Cette baisse des prix s’explique par la conjonction de plusieurs facteurs : soldes d’été, concurrence accrue (notamment asiatique) et demande atone. Les enquêtes de conjoncture montrent que les entreprises industrielles compriment leurs marges pour maintenir leurs volumes. La guerre des prix dans le textile, l’électronique grand public et l’équipement de la maison n’est pas un signe de bonne santé sectorielle.

Pour les ménages, cette déflation des biens manufacturés compense partiellement la hausse des services et de l’énergie dans le calcul de l’indice global. C’est précisément ce mécanisme qui maintient l’inflation headline à un niveau apparemment modéré, alors que l’inflation ressentie sur les dépenses du quotidien reste bien supérieure.

Croissance française et prévisions INSEE : un contexte de reprise fragile

La note de conjoncture INSEE de mars 2026 décrit une croissance de +0,9 % en 2025 pour les quatre principales économies de la zone euro, après +0,7 % en 2024. Les assouplissements successifs de la BCE ont contribué à relancer l’investissement, mais le commerce extérieur pèse négativement.

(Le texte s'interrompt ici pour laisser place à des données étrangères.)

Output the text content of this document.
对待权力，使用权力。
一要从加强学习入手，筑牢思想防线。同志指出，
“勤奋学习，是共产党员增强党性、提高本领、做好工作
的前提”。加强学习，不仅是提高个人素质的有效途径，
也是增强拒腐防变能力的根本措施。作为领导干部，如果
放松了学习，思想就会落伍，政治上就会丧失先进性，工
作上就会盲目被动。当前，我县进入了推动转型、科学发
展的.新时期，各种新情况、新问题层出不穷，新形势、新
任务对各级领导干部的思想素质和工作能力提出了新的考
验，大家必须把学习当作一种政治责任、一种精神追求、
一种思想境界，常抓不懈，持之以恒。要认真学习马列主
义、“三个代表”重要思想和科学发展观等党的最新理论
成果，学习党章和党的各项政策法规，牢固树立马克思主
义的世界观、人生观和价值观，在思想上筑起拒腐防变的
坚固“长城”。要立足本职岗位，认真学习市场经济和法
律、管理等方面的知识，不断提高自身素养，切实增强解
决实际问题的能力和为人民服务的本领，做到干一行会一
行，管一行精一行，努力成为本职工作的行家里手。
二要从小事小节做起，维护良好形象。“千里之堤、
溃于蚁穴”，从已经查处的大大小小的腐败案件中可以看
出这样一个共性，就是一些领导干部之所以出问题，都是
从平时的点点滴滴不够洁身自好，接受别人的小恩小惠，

Pour la France, le marché du travail reste un sujet de préoccupation. Le chômage progresse, ce qui limite la capacité des ménages à absorber les hausses de prix. L’investissement des entreprises, bien qu’en sortie de torpeur selon l’INSEE, ne compense pas la faiblesse de la consommation.

Impact des droits de douane américains sur l’inflation en France

La politique douanière américaine a pesé sur les échanges avec l’Europe en 2025. Le commerce mondial a malgré tout progressé de +3,6 % en moyenne annuelle grâce au dynamisme intra-asiatique. Pour les secteurs exportateurs français (aéronautique, luxe, vins et spiritueux), le renchérissement des droits de douane réduit les débouchés et peut accentuer la pression sur les prix intérieurs en cas de report des stocks sur le marché domestique.

Les secteurs qui cumulent le plus de vulnérabilités en 2026 restent les services marchands B2C, pris entre hausse des coûts et demande en recul, suivis par la distribution alimentaire et les biens manufacturés dont les marges fondent. L’énergie, elle, fait souffrir davantage les consommateurs que les producteurs.

La lecture poste par poste de l’indice des prix donne une image bien différente du chiffre global d’inflation : c’est dans cet écart que se nichent les vrais arbitrages à venir pour les ménages comme pour les entreprises.